La Vida de unión con el Espíritu Santo
La Vida de unión con el Espíritu Santo




"Si el Espíritu es el principio de nuestra vida, que lo sea también de nuestra conducta."
(Gal V,25)

El Espíritu Santo, el espíritu de Jesús, ese Espíritu que vino el a traer al mundo, es el principio de nuestra santidad. La vida interior no es otra cosa que unión con el Espíritu Santo, obediencia a sus mociones. Estudiemos estas operaciones que realiza en nosotros.

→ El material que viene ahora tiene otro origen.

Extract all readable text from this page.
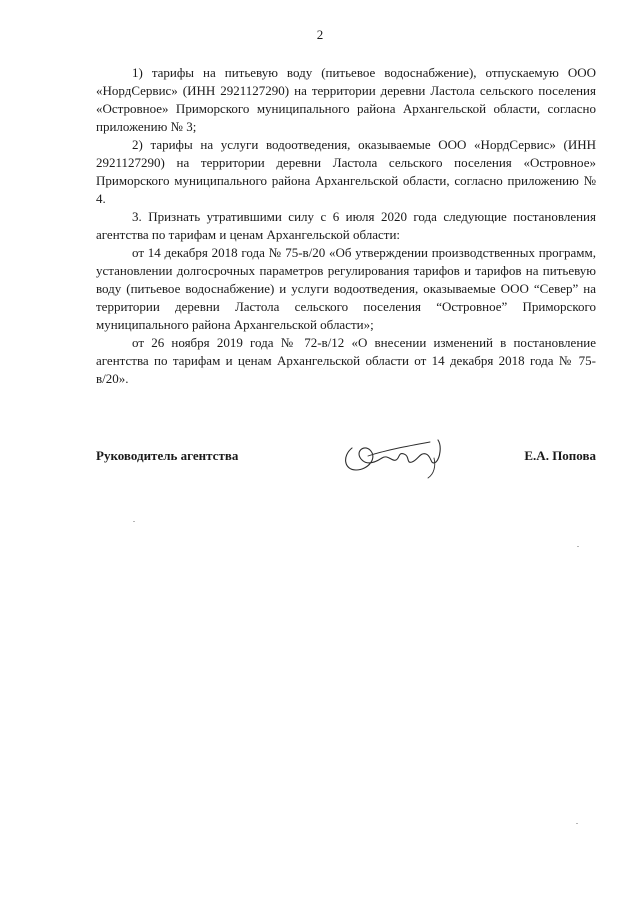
2

1) тарифы на питьевую воду (питьевое водоснабжение), отпускаемую ООО «НордСервис» (ИНН 2921127290) на территории деревни Ластола сельского поселения «Островное» Приморского муниципального района Архангельской области, согласно приложению № 3;

2) тарифы на услуги водоотведения, оказываемые ООО «НордСервис» (ИНН 2921127290) на территории деревни Ластола сельского поселения «Островное» Приморского муниципального района Архангельской области, согласно приложению № 4.

3. Признать утратившими силу с 6 июля 2020 года следующие постановления агентства по тарифам и ценам Архангельской области:

от 14 декабря 2018 года № 75-в/20 «Об утверждении производственных программ, установлении долгосрочных параметров регулирования тарифов и тарифов на питьевую воду (питьевое водоснабжение) и услуги водоотведения, оказываемые ООО “Север” на территории деревни Ластола сельского поселения “Островное” Приморского муниципального района Архангельской области»;

от 26 ноября 2019 года № 72-в/12 «О внесении изменений в постановление агентства по тарифам и ценам Архангельской области от 14 декабря 2018 года № 75-в/20».

Руководитель агентства	Е.А. Попова
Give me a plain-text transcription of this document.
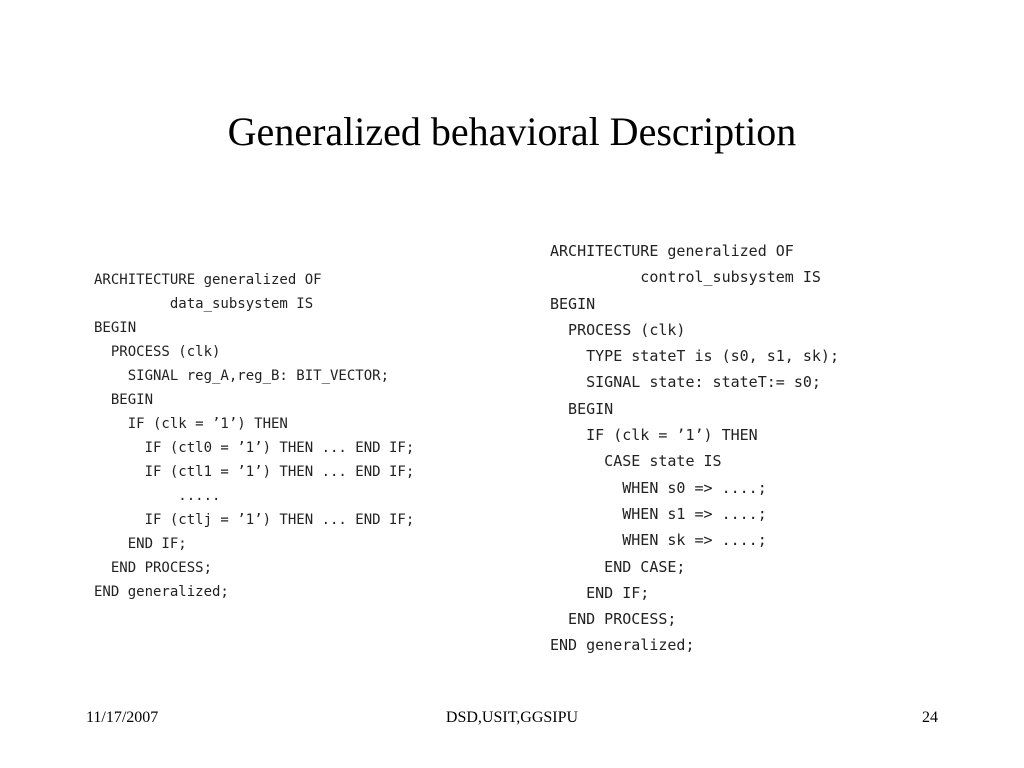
Generalized behavioral Description
ARCHITECTURE generalized OF
data_subsystem IS
BEGIN
PROCESS (clk)
SIGNAL reg_A,reg_B: BIT_VECTOR;
BEGIN
IF (clk = ’1’) THEN
IF (ctl0 = ’1’) THEN ... END IF;
IF (ctl1 = ’1’) THEN ... END IF;
.....
IF (ctlj = ’1’) THEN ... END IF;
END IF;
END PROCESS;
END generalized;
ARCHITECTURE generalized OF
control_subsystem IS
BEGIN
PROCESS (clk)
TYPE stateT is (s0, s1, sk);
SIGNAL state: stateT:= s0;
BEGIN
IF (clk = ’1’) THEN
CASE state IS
WHEN s0 => ....;
WHEN s1 => ....;
WHEN sk => ....;
END CASE;
END IF;
END PROCESS;
END generalized;
11/17/2007	DSD,USIT,GGSIPU	24
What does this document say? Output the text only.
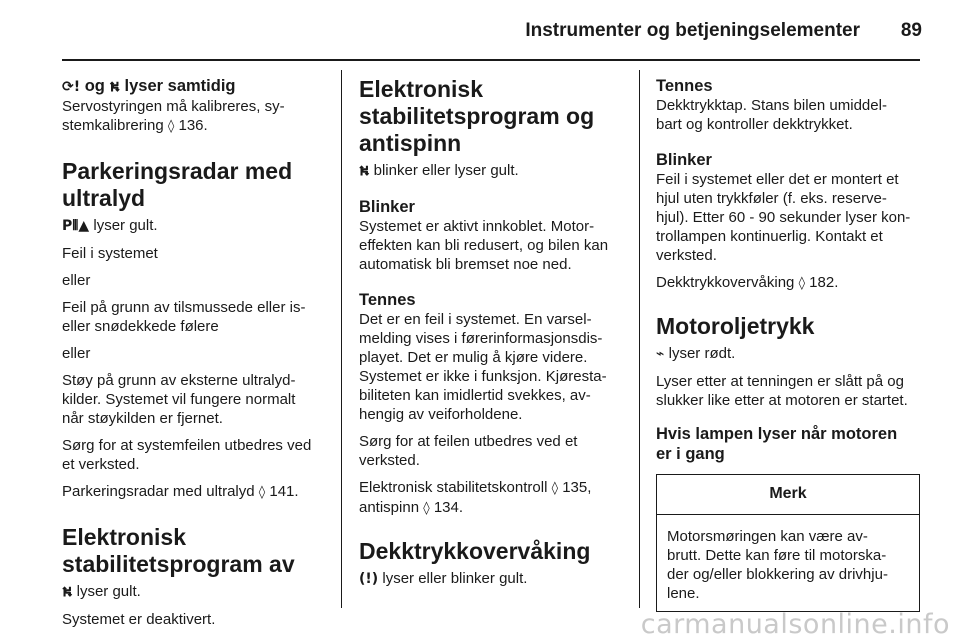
Instrumenter og betjeningselementer 89

⟳! og ⛕ lyser samtidig

Servostyringen må kalibreres, sy-

stemkalibrering ◊ 136.

Parkeringsradar med

ultralyd

P⦀▲ lyser gult.

Feil i systemet

eller

Feil på grunn av tilsmussede eller is-

eller snødekkede følere

eller

Støy på grunn av eksterne ultralyd-

kilder. Systemet vil fungere normalt

når støykilden er fjernet.

Sørg for at systemfeilen utbedres ved

et verksted.

Parkeringsradar med ultralyd ◊ 141.

Elektronisk

stabilitetsprogram av

⛕ lyser gult.

Systemet er deaktivert.

Elektronisk

stabilitetsprogram og

antispinn

⛕ blinker eller lyser gult.

Blinker

Systemet er aktivt innkoblet. Motor-

effekten kan bli redusert, og bilen kan

automatisk bli bremset noe ned.

Tennes

Det er en feil i systemet. En varsel-

melding vises i førerinformasjonsdis-

playet. Det er mulig å kjøre videre.

Systemet er ikke i funksjon. Kjøresta-

biliteten kan imidlertid svekkes, av-

hengig av veiforholdene.

Sørg for at feilen utbedres ved et

verksted.

Elektronisk stabilitetskontroll ◊ 135,

antispinn ◊ 134.

Dekktrykkovervåking

(!) lyser eller blinker gult.

Tennes

Dekktrykktap. Stans bilen umiddel-

bart og kontroller dekktrykket.

Blinker

Feil i systemet eller det er montert et

hjul uten trykkføler (f. eks. reserve-

hjul). Etter 60 - 90 sekunder lyser kon-

trollampen kontinuerlig. Kontakt et

verksted.

Dekktrykkovervåking ◊ 182.

Motoroljetrykk

⌁ lyser rødt.

Lyser etter at tenningen er slått på og

slukker like etter at motoren er startet.

Hvis lampen lyser når motoren

er i gang

Merk

Motorsmøringen kan være av-

brutt. Dette kan føre til motorska-

der og/eller blokkering av drivhju-

lene.

carmanualsonline.info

El Espíritu Santo es quien nos comunica a cada uno en particular los frutos de la Encarnación y de la Redención. El Padre nos ha dado a su Hijo; el Verbo se nos da y en la Cruz nos rescata: tales son los efectos generales de su amor. ¿Quién es el que nos hace participar de estos efectos divinos? Pues el Espíritu Santo. Él forma en nosotros a Jesucristo y le completa. Después de la Ascensión, es el tiempo propio de la misión del Espíritu Santo. Esta verdad es indicada por el Salvador cuando nos dice; "Os conviene que yo me vaya, porque si no el Espíritu Santo no vendrá a vosotros" (Jn XVI, 7) Jesús nos ha adquirido las gracias; ha reunido el tesoro y ha depositado en la Iglesia el germen de la santidad. Pues el oficio propio del Espíritu Santo es cultivar este germen, conducirlo a su pleno desenvolvimiento acabando y perfeccionando la obra del Salvador.

Por eso decía Nuestro Señor; "Os enviare a mi Espíritu, el cual os lo enseñara todo y os explicara cuantas cosas os tengo dichas; si El no viniera os quedaríais flacos e ignorantes." Al principio el Espíritu flotaba sobre las aguas para fecundarlas. Es lo que hace con las gracias que Jesucristo nos ha dejado; las fecunda al aplicárnoslas, porque habita y trabaja en nosotros. El alma justa es templo y morada del Espíritu Santo, quien habita en ella, no ya tan solo por la gracia, sino personalmente; y cuanto mas pura de obstáculos está el alma y mayor lugar deja al Espíritu Santo, tanto mas poderosa es en ella esta adorable Persona.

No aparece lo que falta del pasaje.